The (AR Meeting) Crown
In a competition between Spatial and Avatar Chat, the winner depends on what your use case is. With that in mind, I'll break it down point by point so you can get a shorthand view of what's in play in this respect.
Number of users
Spatial: 5 confirmed (as many as 10+ simultaneous users, according to Spatial)
Avatar Chat: 2 (with three users coming soon)
Spatial: HoloLens, PC, smartphone, Magic Leap One (coming soon)
Avatar Chat: Magic Leap One
Collaborative Note Taking
Avatar Chat: None
Simultaneous video, 2D image viewing
Avatar Chat: Yes
Spatial: Can use verbal commands to pull up content
Avatar Chat: None (so far)
Spatial: Undisclosed, distributed on a per business client basis
Avatar Chat: Free
That last point makes Spatial difficult to recommend with any finality since the price may or may not make using the app prohibitive for smaller companies without much budgetary leeway. But with price aside, currently, Spatial is absolutely the best remote AR meeting solution for business users. Alternatively, the current version of Avatar Chat seems better suited for one-to-one communications on the business or social media level.

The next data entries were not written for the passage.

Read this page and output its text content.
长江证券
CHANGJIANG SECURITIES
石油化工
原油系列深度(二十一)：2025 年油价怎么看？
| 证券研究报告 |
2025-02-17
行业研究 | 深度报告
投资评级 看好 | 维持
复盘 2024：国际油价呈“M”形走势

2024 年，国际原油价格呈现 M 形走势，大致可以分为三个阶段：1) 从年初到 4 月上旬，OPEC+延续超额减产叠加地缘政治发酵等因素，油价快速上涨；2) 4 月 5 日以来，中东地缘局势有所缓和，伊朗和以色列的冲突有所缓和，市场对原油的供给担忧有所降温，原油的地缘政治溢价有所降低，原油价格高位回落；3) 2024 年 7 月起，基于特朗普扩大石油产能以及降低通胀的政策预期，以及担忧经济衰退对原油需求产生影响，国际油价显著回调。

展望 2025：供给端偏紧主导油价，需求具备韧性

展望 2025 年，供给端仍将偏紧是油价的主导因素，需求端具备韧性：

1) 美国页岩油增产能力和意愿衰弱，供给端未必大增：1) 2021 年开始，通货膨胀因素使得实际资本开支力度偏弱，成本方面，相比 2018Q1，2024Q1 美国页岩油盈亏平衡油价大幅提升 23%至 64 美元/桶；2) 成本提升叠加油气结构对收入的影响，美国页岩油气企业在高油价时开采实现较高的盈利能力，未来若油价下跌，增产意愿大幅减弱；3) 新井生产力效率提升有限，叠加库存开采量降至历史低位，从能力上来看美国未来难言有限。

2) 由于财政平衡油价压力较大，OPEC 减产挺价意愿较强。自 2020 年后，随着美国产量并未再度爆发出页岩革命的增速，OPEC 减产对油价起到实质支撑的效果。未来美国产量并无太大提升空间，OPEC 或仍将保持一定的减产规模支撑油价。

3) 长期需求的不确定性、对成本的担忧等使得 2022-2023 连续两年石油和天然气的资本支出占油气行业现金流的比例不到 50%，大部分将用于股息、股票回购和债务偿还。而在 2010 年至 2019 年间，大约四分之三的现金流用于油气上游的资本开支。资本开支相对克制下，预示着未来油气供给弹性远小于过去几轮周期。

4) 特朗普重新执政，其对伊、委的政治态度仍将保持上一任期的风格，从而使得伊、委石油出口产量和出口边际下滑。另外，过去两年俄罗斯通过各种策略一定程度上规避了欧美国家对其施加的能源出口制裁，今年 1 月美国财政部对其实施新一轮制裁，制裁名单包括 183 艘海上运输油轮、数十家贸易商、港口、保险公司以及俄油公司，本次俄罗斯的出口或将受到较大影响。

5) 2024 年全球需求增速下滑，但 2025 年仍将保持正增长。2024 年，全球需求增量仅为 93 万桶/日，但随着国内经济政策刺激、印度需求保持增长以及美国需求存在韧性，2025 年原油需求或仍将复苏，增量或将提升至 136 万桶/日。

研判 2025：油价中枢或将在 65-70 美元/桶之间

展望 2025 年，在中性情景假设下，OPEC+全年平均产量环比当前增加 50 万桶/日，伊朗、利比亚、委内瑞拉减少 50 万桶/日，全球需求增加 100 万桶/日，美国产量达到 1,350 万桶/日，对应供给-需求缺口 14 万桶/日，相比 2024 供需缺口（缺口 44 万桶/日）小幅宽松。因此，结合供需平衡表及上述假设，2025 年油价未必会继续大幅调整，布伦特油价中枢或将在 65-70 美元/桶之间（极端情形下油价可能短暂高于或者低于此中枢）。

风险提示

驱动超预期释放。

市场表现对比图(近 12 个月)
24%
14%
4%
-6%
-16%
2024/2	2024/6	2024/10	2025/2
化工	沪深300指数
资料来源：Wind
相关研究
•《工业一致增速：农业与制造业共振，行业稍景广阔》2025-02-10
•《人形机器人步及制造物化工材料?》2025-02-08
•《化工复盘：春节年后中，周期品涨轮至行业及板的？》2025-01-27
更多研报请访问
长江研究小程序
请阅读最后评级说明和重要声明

Both apps are well done and point the way toward the future (actually, the present) of remote collaboration. Now it's just about which hardware platform enterprise users will embrace more for remote AR meetings. Based on the current lay of the land, Spatial's bet on HoloLens is a wise choice, but we may see a surprising shift once the company's app comes to the more comfortable and easier (in my opinion) to use Magic Leap One.